3. Troubling signs that women aren’t nearly as educated about their health as they could be.
I think many organizations are doing a great job of providing information to women about their health and wellness. However, there’s clearly a need to do more. President Bartlet tweeted, “Scariest thing to come from the #Komen debate? The women I’ve heard who don’t know the difference between a breast exam and a mammogram.” Margaret Hooper responded, wisely, “Sounds like a sad side effect of a lack of access to proper medical care, sir.”
This conversation has had me thinking about women’s access to good healthcare — and healthcare education — ever since. I just read a report that Centers for Disease Control and Prevention (CDC) researchers found a shocking lack of knowledge among teenage mothers. Yes, it might seem obvious that teenagers get pregnant because they’re not making good choices. But only half of the 5,000 teens surveyed used birth control, many due to lack of access, and others believed countless myths including this horrifying one: drinking bleach after sex prevents conception. (Source: The Week, Feb. 10, 2012.)

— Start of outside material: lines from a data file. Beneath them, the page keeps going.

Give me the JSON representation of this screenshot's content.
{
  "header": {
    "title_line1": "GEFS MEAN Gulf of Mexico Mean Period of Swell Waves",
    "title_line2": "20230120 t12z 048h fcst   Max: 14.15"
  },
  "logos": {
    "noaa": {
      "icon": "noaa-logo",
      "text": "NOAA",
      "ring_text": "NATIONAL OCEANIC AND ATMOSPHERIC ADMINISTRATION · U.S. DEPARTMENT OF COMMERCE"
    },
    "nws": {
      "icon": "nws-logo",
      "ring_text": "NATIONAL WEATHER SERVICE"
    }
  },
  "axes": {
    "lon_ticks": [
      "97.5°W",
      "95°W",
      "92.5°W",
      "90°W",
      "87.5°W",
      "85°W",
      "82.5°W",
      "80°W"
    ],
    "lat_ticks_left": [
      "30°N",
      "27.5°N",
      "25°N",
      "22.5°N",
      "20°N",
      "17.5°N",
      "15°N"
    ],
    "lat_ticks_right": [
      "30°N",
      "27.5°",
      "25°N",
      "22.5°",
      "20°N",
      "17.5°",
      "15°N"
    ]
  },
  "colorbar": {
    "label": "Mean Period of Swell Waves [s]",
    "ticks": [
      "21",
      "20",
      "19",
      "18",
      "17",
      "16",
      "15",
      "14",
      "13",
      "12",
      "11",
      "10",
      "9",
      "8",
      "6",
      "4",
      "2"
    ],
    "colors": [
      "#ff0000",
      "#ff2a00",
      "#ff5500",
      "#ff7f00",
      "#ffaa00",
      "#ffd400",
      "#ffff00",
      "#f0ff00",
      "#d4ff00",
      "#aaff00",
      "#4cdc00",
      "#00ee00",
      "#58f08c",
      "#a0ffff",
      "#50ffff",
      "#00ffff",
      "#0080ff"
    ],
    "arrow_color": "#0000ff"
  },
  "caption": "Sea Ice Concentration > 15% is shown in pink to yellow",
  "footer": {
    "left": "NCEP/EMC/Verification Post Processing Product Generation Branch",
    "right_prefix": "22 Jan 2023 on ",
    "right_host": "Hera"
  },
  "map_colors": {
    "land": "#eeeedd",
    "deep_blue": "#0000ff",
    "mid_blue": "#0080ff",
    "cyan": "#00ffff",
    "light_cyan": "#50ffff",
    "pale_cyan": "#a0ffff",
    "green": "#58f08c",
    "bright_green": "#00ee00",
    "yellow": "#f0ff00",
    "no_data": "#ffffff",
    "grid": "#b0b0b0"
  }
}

We must do a better job educating women of all ages about their health and their options. I personally want to do more in this regard, so I’ll be sharing good information about women’s health when I see it. For starters, I recommend following womenshealth.gov on Twitter. I also encourage and welcome input on other good resources for information.
It’s impossible to make an educated choice about your life — reproductive or otherwise — without knowledge. It’s also dangerous for people to make or believe false claims out of ignorance.
We can all be smarter about women’s health. Let’s start here: Women’s health is not a political issue. It’s a personal and human one that nearly everyone could be better-informed about.
Let’s focus on people, not politics.